From then on in it's a straight sprint to 'This Is The Modern World', 'In The City' and the slippery staircase back to the dressing room while close on two thousand voices scream for more and there is a hint of teenage hysteria in the air.
So it's the encores and good night.
"HERE, GO ON. BUY a poster. I gave you a Jam tie, the least you can do is buy a poster." In amongst the press of 'plus-ones', 'special friends' and autograph hunters in the dressing room milling when the euphoria has died down, I spot Mrs Weller, now in jeans and a sweatshirt, sitting on a big cardboard box.

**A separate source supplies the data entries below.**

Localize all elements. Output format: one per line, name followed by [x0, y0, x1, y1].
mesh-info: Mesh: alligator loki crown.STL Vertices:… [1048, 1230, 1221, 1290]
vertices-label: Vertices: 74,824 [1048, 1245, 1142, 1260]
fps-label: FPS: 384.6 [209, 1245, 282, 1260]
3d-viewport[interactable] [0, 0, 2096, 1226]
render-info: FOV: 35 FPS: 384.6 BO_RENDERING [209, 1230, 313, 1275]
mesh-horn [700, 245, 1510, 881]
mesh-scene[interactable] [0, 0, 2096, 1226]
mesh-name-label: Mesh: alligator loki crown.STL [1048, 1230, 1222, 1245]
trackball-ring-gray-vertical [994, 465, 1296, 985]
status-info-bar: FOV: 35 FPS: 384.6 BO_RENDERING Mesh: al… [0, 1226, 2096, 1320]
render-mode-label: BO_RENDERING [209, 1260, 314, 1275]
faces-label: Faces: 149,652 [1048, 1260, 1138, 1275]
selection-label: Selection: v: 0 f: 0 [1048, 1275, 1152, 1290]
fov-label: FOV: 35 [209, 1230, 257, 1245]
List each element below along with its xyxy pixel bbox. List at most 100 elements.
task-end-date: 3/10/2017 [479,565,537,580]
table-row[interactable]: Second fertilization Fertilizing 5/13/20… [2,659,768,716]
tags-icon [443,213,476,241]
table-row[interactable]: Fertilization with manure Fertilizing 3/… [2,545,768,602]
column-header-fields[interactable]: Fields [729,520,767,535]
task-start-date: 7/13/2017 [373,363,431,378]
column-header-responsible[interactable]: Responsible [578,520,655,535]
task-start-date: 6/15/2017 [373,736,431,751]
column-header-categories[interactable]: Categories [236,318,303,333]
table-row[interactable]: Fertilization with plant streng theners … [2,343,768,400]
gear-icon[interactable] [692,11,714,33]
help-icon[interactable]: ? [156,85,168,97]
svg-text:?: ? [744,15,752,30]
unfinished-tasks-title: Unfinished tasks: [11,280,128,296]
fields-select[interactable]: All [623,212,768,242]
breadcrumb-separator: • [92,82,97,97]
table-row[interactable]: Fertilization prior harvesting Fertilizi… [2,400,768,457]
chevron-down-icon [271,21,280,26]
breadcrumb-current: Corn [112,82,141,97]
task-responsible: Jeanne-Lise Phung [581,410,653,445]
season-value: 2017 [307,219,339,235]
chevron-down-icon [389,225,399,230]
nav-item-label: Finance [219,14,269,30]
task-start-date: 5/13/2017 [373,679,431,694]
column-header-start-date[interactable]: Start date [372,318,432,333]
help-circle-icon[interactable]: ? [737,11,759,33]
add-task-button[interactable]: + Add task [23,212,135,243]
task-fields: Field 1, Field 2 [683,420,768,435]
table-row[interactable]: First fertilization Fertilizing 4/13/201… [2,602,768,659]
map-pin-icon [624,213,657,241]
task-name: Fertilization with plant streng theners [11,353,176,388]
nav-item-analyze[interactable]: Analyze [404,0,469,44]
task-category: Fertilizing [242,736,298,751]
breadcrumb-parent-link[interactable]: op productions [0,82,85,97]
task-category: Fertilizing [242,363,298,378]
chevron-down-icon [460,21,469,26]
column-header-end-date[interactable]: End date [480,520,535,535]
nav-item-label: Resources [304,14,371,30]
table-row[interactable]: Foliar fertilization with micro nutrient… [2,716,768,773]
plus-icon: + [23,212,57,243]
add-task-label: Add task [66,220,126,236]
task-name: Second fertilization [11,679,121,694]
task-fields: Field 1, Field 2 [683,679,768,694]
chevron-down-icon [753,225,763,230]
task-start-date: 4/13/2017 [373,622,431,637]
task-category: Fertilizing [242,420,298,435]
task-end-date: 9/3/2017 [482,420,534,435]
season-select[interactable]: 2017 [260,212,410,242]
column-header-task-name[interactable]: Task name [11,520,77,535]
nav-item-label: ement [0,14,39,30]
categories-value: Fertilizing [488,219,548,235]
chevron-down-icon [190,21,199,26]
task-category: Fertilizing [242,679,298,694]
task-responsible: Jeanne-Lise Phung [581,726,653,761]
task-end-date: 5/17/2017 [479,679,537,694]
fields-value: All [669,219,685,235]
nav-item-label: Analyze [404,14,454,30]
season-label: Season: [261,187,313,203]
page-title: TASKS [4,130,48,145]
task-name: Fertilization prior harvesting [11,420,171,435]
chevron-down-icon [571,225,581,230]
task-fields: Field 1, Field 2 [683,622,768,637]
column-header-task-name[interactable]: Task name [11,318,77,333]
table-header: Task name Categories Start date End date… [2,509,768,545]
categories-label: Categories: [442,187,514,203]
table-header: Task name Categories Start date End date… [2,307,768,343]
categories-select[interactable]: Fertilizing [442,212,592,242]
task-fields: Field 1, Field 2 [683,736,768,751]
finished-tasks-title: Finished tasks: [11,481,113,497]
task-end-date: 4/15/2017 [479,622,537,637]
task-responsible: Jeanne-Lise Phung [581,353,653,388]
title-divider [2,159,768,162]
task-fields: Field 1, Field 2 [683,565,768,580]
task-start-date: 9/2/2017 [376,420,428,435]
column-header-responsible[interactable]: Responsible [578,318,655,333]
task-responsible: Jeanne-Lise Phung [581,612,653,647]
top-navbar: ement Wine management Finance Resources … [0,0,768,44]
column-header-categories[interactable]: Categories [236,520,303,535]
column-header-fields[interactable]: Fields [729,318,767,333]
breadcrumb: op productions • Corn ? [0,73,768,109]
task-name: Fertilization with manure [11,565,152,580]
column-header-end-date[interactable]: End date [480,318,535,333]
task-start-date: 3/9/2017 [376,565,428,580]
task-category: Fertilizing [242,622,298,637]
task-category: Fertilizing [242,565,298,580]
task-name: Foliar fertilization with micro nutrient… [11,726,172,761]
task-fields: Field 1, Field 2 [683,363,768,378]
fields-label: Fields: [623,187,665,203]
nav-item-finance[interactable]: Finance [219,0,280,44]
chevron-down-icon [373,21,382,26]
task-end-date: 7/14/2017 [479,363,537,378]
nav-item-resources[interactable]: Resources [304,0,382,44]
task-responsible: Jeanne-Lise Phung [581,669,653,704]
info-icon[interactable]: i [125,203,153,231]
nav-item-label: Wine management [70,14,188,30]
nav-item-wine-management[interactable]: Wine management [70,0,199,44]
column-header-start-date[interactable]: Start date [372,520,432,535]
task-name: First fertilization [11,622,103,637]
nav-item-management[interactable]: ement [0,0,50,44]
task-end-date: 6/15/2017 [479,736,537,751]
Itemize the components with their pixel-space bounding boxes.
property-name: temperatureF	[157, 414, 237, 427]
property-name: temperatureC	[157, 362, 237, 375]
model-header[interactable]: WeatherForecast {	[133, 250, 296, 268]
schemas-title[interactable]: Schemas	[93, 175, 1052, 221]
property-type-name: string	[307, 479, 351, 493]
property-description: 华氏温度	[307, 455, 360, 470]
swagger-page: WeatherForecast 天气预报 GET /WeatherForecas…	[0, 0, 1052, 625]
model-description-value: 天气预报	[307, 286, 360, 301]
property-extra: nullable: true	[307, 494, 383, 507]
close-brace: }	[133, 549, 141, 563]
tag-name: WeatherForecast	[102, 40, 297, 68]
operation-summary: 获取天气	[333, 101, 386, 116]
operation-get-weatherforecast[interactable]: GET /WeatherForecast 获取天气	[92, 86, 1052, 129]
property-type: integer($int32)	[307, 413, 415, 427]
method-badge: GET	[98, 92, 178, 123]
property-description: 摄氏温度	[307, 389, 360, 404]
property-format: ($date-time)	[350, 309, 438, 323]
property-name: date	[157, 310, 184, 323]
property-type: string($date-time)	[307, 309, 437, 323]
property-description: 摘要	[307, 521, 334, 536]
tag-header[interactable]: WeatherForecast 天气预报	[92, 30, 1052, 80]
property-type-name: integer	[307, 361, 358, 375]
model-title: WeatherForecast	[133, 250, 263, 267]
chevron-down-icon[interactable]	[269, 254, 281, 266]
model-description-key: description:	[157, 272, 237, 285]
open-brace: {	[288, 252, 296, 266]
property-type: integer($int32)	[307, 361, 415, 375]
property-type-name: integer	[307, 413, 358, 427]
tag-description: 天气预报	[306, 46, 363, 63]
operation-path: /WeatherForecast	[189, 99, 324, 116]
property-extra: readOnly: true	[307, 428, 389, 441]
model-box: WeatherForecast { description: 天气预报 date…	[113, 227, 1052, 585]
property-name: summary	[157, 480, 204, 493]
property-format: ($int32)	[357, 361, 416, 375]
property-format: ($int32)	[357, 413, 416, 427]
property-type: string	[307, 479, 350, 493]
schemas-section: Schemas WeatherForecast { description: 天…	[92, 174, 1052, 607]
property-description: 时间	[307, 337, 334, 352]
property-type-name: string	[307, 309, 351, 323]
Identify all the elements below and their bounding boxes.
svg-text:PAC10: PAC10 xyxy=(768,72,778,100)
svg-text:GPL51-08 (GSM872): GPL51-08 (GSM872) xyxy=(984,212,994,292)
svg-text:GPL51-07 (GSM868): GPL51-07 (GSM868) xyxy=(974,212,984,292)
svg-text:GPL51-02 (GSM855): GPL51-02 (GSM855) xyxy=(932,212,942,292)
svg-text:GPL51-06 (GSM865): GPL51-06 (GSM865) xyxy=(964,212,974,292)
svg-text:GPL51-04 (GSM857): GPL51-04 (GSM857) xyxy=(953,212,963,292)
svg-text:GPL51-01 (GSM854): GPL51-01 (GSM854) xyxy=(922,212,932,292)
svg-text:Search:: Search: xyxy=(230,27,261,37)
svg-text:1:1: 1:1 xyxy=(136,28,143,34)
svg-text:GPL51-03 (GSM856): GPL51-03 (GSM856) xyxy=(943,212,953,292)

A little drunkenly (Go on, you were pissed – Ed) I'm afraid, I enquire about its contents.
Yeah, you guessed it. Jam posters. Huge full-colour blow-ups of the photograph on the back of This Is The Modern World.
Almost dropping my paper cup filled half and half with New Hearts' vodka and the Jam's coke, my hand dives into my pocket.
"Gorra 'ave a pohshter ov th' Jamm for me wall 'aven't I? They're me fayvritts."